CLAUDE FOURNIER (1931-2023)
par Robert Daudelin
Sa voix était reconnaissable entre toutes et, à 92 ans, il avait encore cet air d’enfant terrible que nous lui avions toujours connu. Il était né à Waterloo, une petite ville voisine de mon village qui avait un cinéma (le Star) et qui accueillait, chaque automne, l’exposition agricole régionale. Était-ce pour ces raisons qu’il était devenu cinéaste, après avoir été poète…?
Déjà caméraman quand il entre à l’ONF à la fin des années 1950, il va être étroitement associé aux expériences du cinéma direct qui rassemble alors les forces vives du cinéma québécois naissant. Télesphore Légaré, garde-pêche (1959), qu’il réalise avec la complicité de Michel Brault à la caméra, est l’une des vraies réussites de l’équipe française naissante. Deux ans plus tard, on retrouve son nom au générique de La lutte, projet collectif dont il réclamera ultérieurement la paternité – un peu abusivement, sans doute, mais il y mettait beaucoup de conviction!

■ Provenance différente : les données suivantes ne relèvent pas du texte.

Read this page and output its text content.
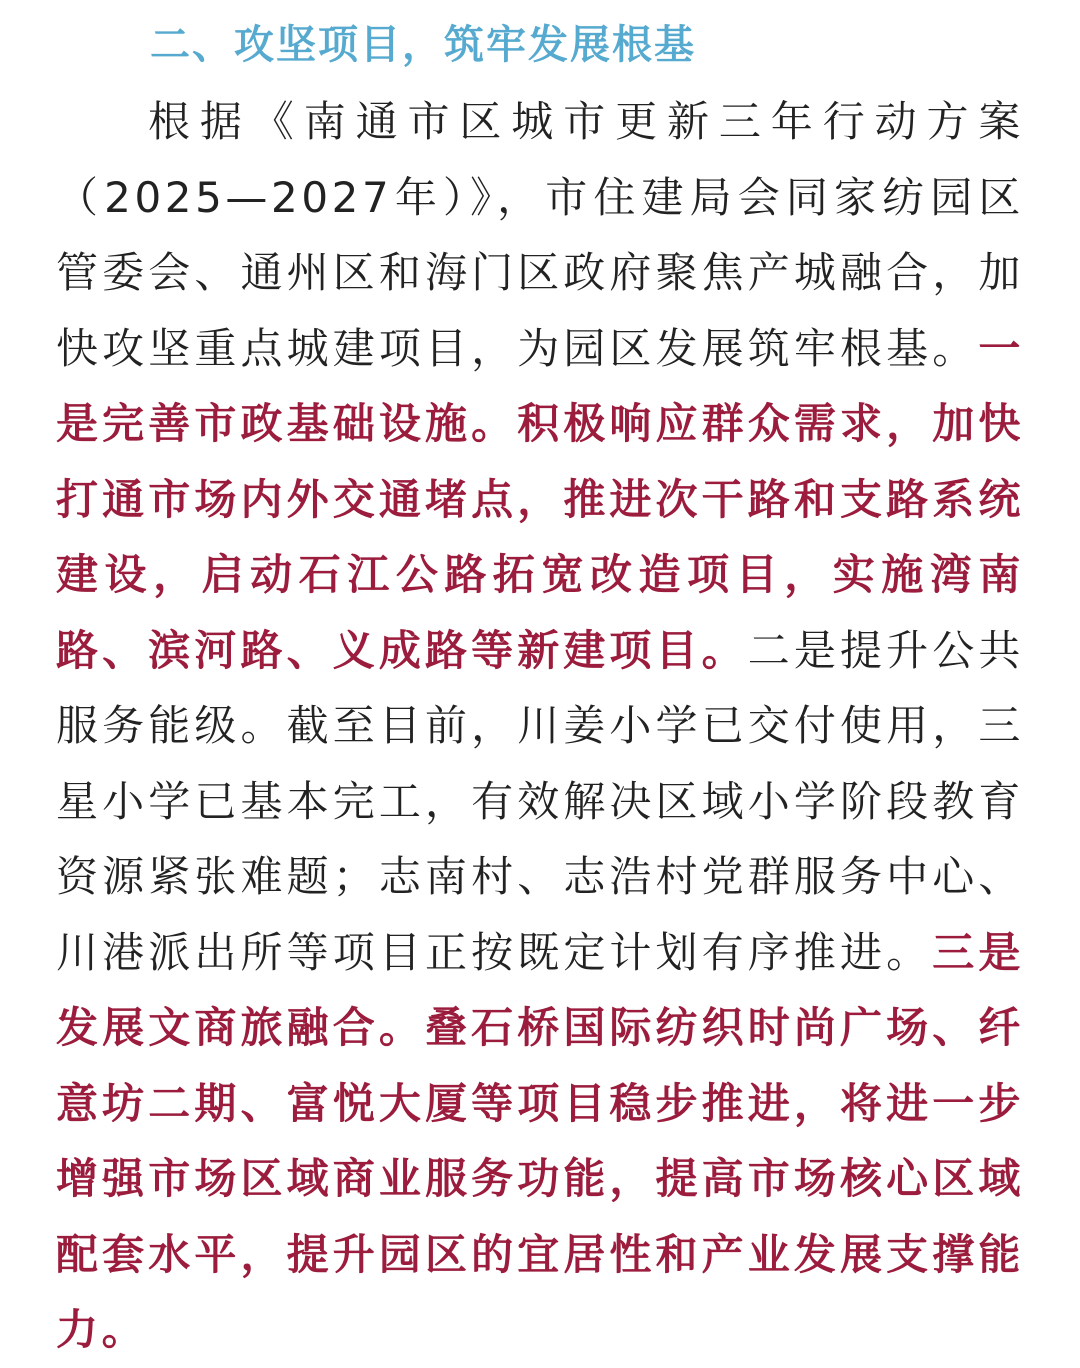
二、攻坚项目，筑牢发展根基

根据《南通市区城市更新三年行动方案（2025—2027年）》，市住建局会同家纺园区管委会、通州区和海门区政府聚焦产城融合，加快攻坚重点城建项目，为园区发展筑牢根基。一是完善市政基础设施。积极响应群众需求，加快打通市场内外交通堵点，推进次干路和支路系统建设，启动石江公路拓宽改造项目，实施湾南路、滨河路、义成路等新建项目。二是提升公共服务能级。截至目前，川姜小学已交付使用，三星小学已基本完工，有效解决区域小学阶段教育资源紧张难题；志南村、志浩村党群服务中心、川港派出所等项目正按既定计划有序推进。三是发展文商旅融合。叠石桥国际纺织时尚广场、纤意坊二期、富悦大厦等项目稳步推进，将进一步增强市场区域商业服务功能，提高市场核心区域配套水平，提升园区的宜居性和产业发展支撑能力。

Sa carrière, multiple et inclassable, était lancée et son nom sera désormais étroitement associé à toutes les aventures du cinéma québécois : des expériences du cinéma direct à la naissance des premières sociétés de production, en passant par les fictions grand public et les séries télévisées. Il adorait filmer – ces dernières années, c’est avec son téléphone qu’il filmait – et c’est en tant que caméraman qu’il s’exila à New York en 1962 pour y travailler au côté de Richard Leacock et D.A. Pennebaker.
La filmographie de Claude Fournier est vaste et très inégale. Peut-être à cause de sa bougeotte, c’est dans les petites entreprises qu’il excellait : On sait où entrer Tony, mais c’est les notes (1966), Sebring, la cinquième heure (1966) et les portraits très réussis de la série Vingt ans express qu’il produisit et réalisa pour Radio-Canada, sont de vraies réussites. Si l’année 1970, avec le succès phénoménal de Deux femmes en or signe la naissance de Claude Fournier cinéaste populaire, ce n’est pas qu’une bonne nouvelle : les films grand public qui suivront sont pour la plupart oubliables. Étonnamment, en 1973, il se permet un détour plutôt heureux par le western avec Alien Thunder (1973) dont il assure la direction photo et que produit sa compagne Marie-José Raymond.
Plus récemment, le nom de Claude Fournier et de sa femme furent associés à Éléphant : mémoire du cinéma québécois, un projet de numérisation des films québécois qu’ils dirigèrent de 2008 à 2018.
Claude savait très bien que je n’étais pas un grand fan de ses longs métrages de fiction ; il ne m’avait pas moins accueilli très amicalement dans sa belle maison de Saint-Paul d’Abotsford, à la fin des années 1990, pour discuter des problèmes de la Cinémathèque et s’était fait notre défenseur auprès du Premier ministre québécois de l’époque. En octobre dernier, Il fut de nouveau un participant très actif de l’assemblée générale de la Cinémathèque qui lui avait consacré une rétrospective dès le milieu des années 1960. Son livre de mémoires, À force de vivre (2009) est, paraît-il, le livre de chevet de Denys Arcand.